PNRR: URGE ADDIZIONALITà DA INVESTIMENTI PRIVATI
D’Amato focalizza poi il discorso sul Pnrr, che invece di considerare come manna che “risolve tutti i problemi”, va considerato per quello che è: “una grande occasione di investimento, perché si tratta di soldi a debito e dunque da restituire”. Tre sono i principali criteri da seguire per non sciupare la più grande occasione che la storia recente abbia conosciuto per superare, finalmente, i divari territoriali e rilanciare il Paese: potenziare l’addizionalità degli investimenti privati in una logica di partenariato; superare l’impostazione a “silos” dei vari progetti, ora inchiodati su una spinta verticalizzazione degli interventi, favorendo invece una progettualità a matrice orizzontale; potenziare la regia e la capacità di coordinamento per evitare le lentezze degli enti territoriali“.
IL REGIONALISMO HA FALLITO
“Abbiamo alle nostre spalle l’esperienza dei Fondi strutturali e di coesione, fondi che soprattutto le Regioni del Sud hanno dimostrato di non saper spendere e questo non solo è un danno per la nostra economia, questo è anche moralmente intollerabile.
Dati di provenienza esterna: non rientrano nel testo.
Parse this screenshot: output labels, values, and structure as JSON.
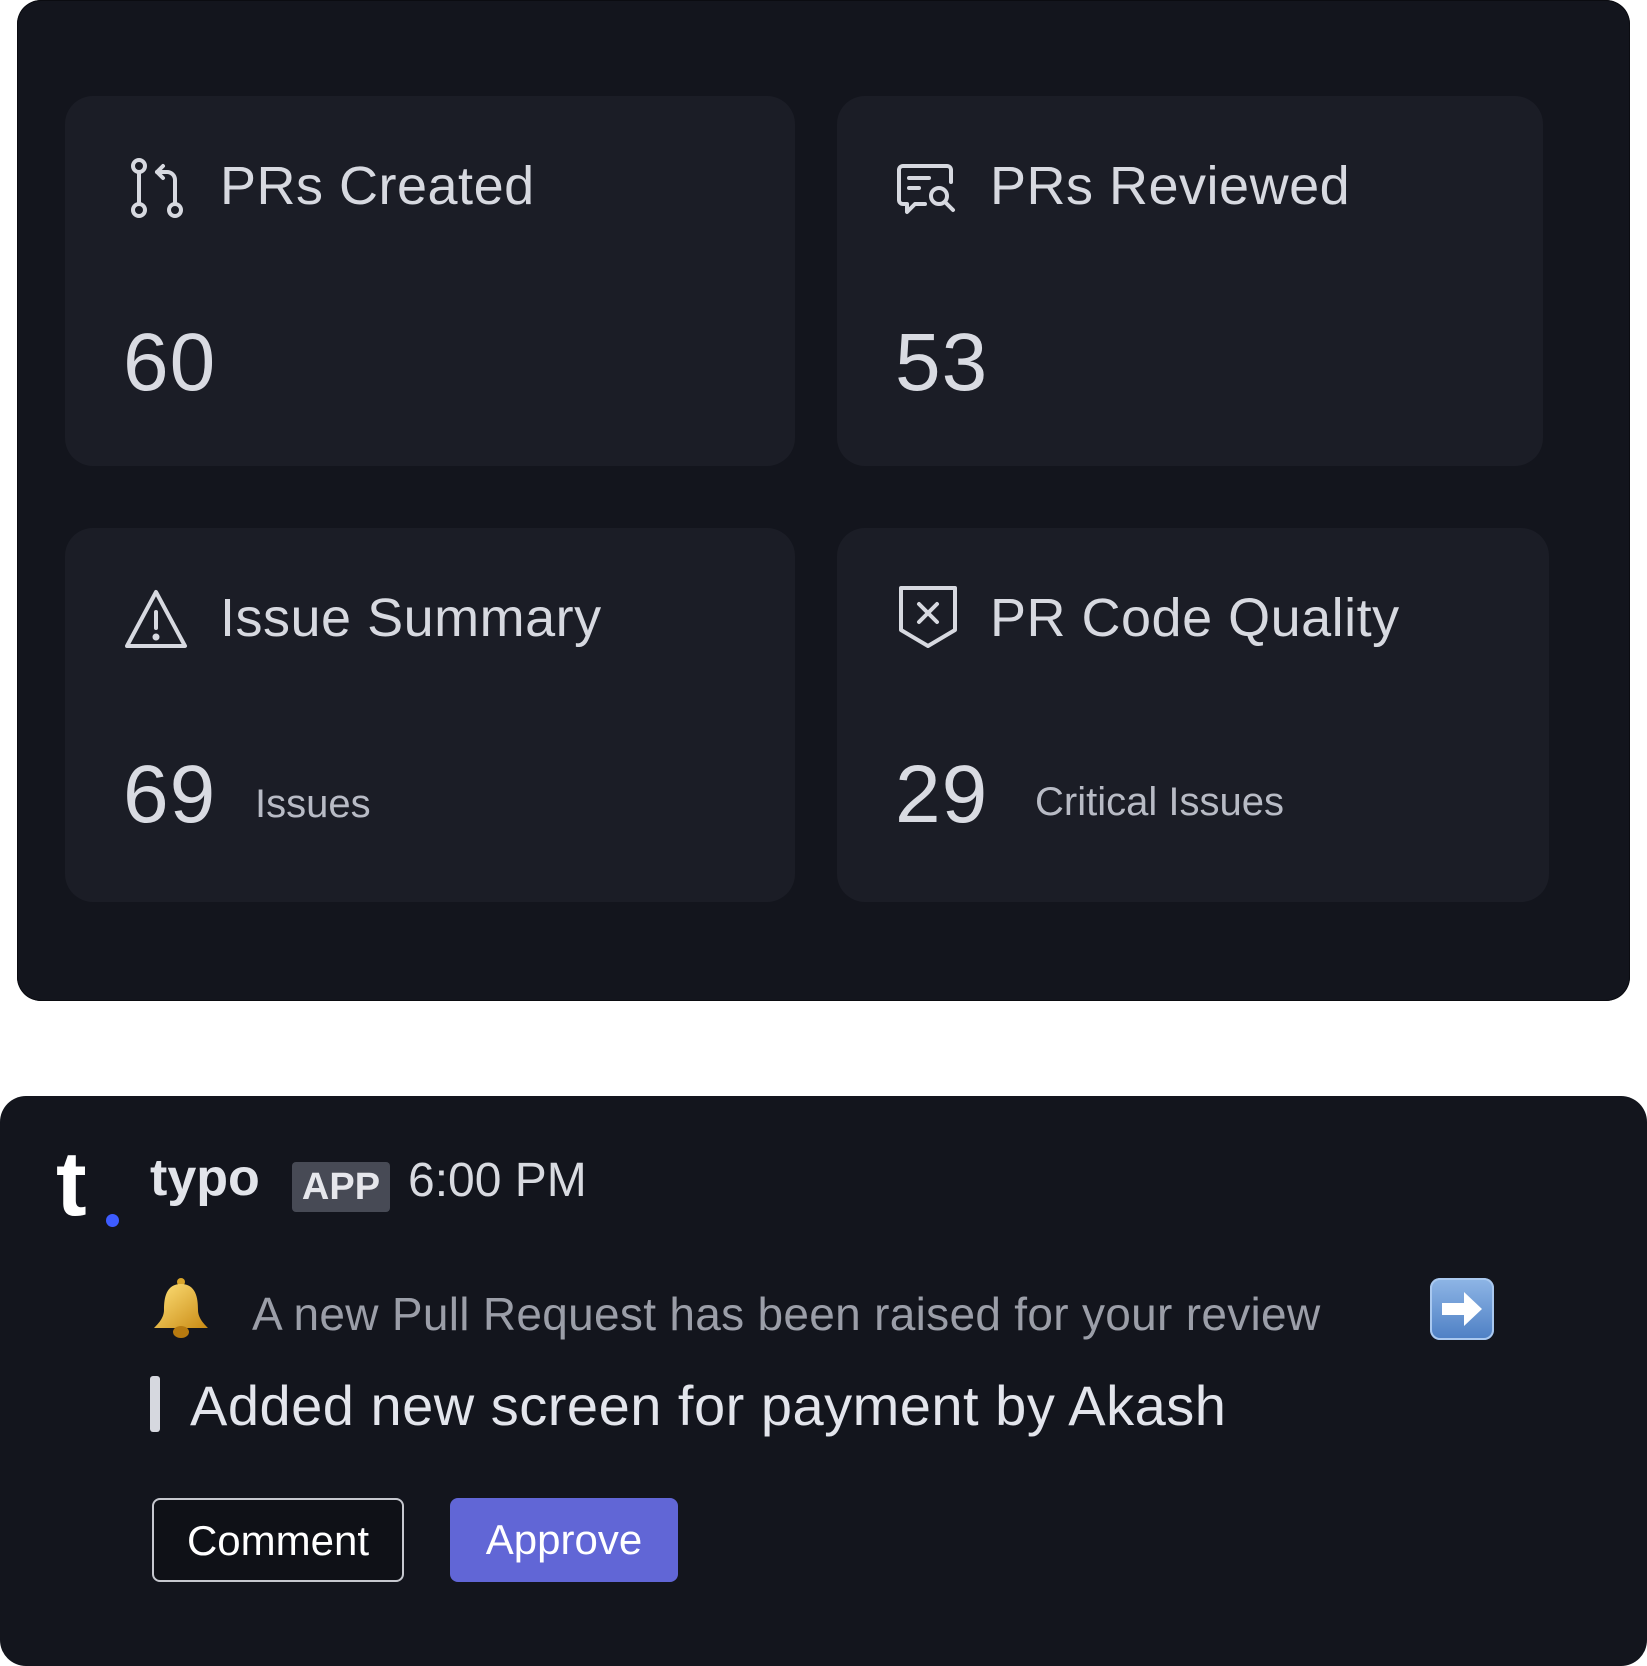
{
  "dashboard": {
    "cards": [
      {
        "title": "PRs Created",
        "icon": "git-pull-request-icon",
        "value": "60",
        "unit": ""
      },
      {
        "title": "PRs Reviewed",
        "icon": "review-message-search-icon",
        "value": "53",
        "unit": ""
      },
      {
        "title": "Issue Summary",
        "icon": "warning-triangle-icon",
        "value": "69",
        "unit": "Issues"
      },
      {
        "title": "PR Code Quality",
        "icon": "shield-x-icon",
        "value": "29",
        "unit": "Critical Issues"
      }
    ]
  },
  "notification": {
    "logo": "t",
    "app_name": "typo",
    "badge": "APP",
    "time": "6:00 PM",
    "bell_icon": "bell-icon",
    "message": "A new Pull Request has been raised for your review",
    "arrow_icon": "right-arrow-icon",
    "pr_title": "Added new screen for payment by Akash",
    "buttons": {
      "comment": "Comment",
      "approve": "Approve"
    },
    "colors": {
      "approve": "#6166d6",
      "logo_dot": "#3d5cff"
    }
  }
}
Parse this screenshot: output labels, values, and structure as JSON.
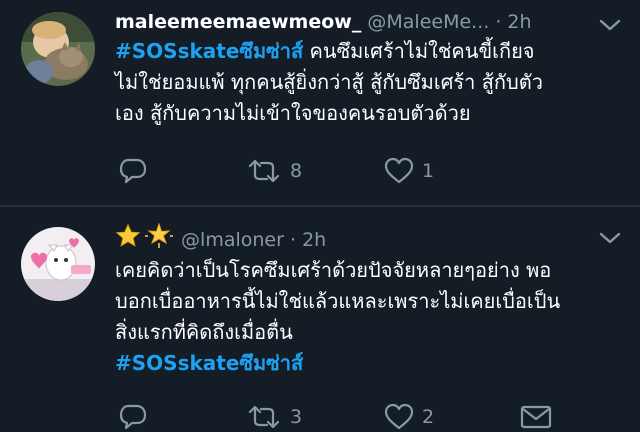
{
  "tweets": [
    {
      "display_name": "maleemeemaewmeow_",
      "handle": "@MaleeMe...",
      "sep": " · ",
      "time": "2h",
      "hashtag": "#SOSskateซึมซ่าส์",
      "lines": [
        " คนซึมเศร้าไม่ใช่คนขี้เกียจ",
        "ไม่ใช่ยอมแพ้ ทุกคนสู้ยิ่งกว่าสู้ สู้กับซึมเศร้า สู้กับตัว",
        "เอง สู้กับความไม่เข้าใจของคนรอบตัวด้วย"
      ],
      "retweets": "8",
      "likes": "1"
    },
    {
      "display_name_emoji": "⭐🌟",
      "handle": "@lmaloner",
      "sep": " · ",
      "time": "2h",
      "lines": [
        "เคยคิดว่าเป็นโรคซึมเศร้าด้วยปัจจัยหลายๆอย่าง พอ",
        "บอกเบื่ออาหารนี้ไม่ใช่แล้วแหละเพราะไม่เคยเบื่อเป็น",
        "สิ่งแรกที่คิดถึงเมื่อตื่น"
      ],
      "hashtag": "#SOSskateซึมซ่าส์",
      "retweets": "3",
      "likes": "2"
    }
  ],
  "icons": {
    "reply": "reply-icon",
    "retweet": "retweet-icon",
    "like": "heart-icon",
    "message": "envelope-icon",
    "more": "chevron-down-icon"
  },
  "colors": {
    "background": "#141d26",
    "hashtag": "#1da1f2",
    "muted": "#8899a6",
    "divider": "#28323c"
  }
}
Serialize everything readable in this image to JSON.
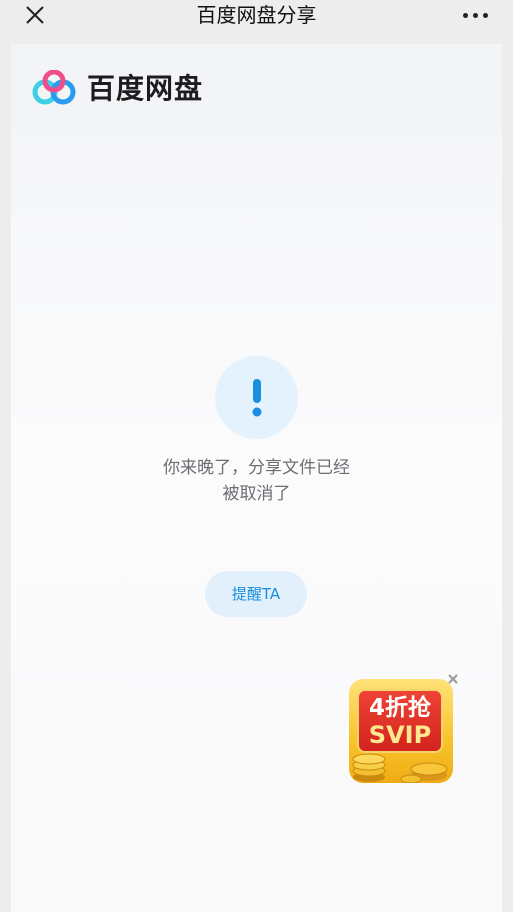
{
  "navbar": {
    "title": "百度网盘分享",
    "close_icon": "close-icon",
    "more_icon": "more-dots-icon"
  },
  "brand": {
    "name": "百度网盘",
    "logo_icon": "baidu-netdisk-logo",
    "colors": {
      "blue": "#2a9cf0",
      "cyan": "#3fd0e8",
      "pink": "#ee4f8a"
    }
  },
  "message": {
    "icon": "exclamation-icon",
    "line1": "你来晚了，分享文件已经",
    "line2": "被取消了"
  },
  "remind_button": {
    "label": "提醒TA"
  },
  "promo": {
    "line1": "4折抢",
    "line2": "SVIP",
    "close_icon": "close-icon"
  },
  "colors": {
    "accent": "#1a8ee1",
    "icon_bg": "#e4f2fd",
    "promo_red": "#e0342a",
    "promo_gold": "#f8c32b"
  }
}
Non è possibile vedere che le Regioni che più hanno necessità di investire per la crescita non sappiano utilizzare i fondi a loro disposizione. Serve per questo una cabina di regia fortissima e centralizzata a Palazzo Chigi”.
IL PROGETTO GREEN
Principi e priorità strategiche, quelle indicate da D’Amato, che hanno trovato già una traduzione pratica nel progetto Green, promosso dalla Fondazione Mezzogiorno insieme, tra gli altri, anche in collaborazione con la Fondazione Nitti. “Si tratta di un unico progetto di sistema – ricorda – in grado di coniugare sviluppo economico, rigenerazione urbana e benessere sociale nell’intero territorio che si estende dall’area orientale di Napoli fino alle porte della Costiera Sorrentina. Composto da 115 interventi e azioni, il progetto prevede investimenti per un ammontare di 8,3 miliardi di euro, di cui 1,3 da investimenti privati, 2 già finanziati su fondi Pon e Por e circa 5 finanziati a valere su tutte e sei le canne d’organo del Pnrr. Secondo stime Svimez, in 4 anni il Pil campano potrà registrare oltre 11 punti in più di Pil e un’occupazione a regime di 150 mila occupati, al netto dell’occupazione delle ore uomo cantiere. Mi pare un buon esempio di quello che si intende quando si parla di collaborazione pubblico-privato e di sussidiarietà orizzontale”.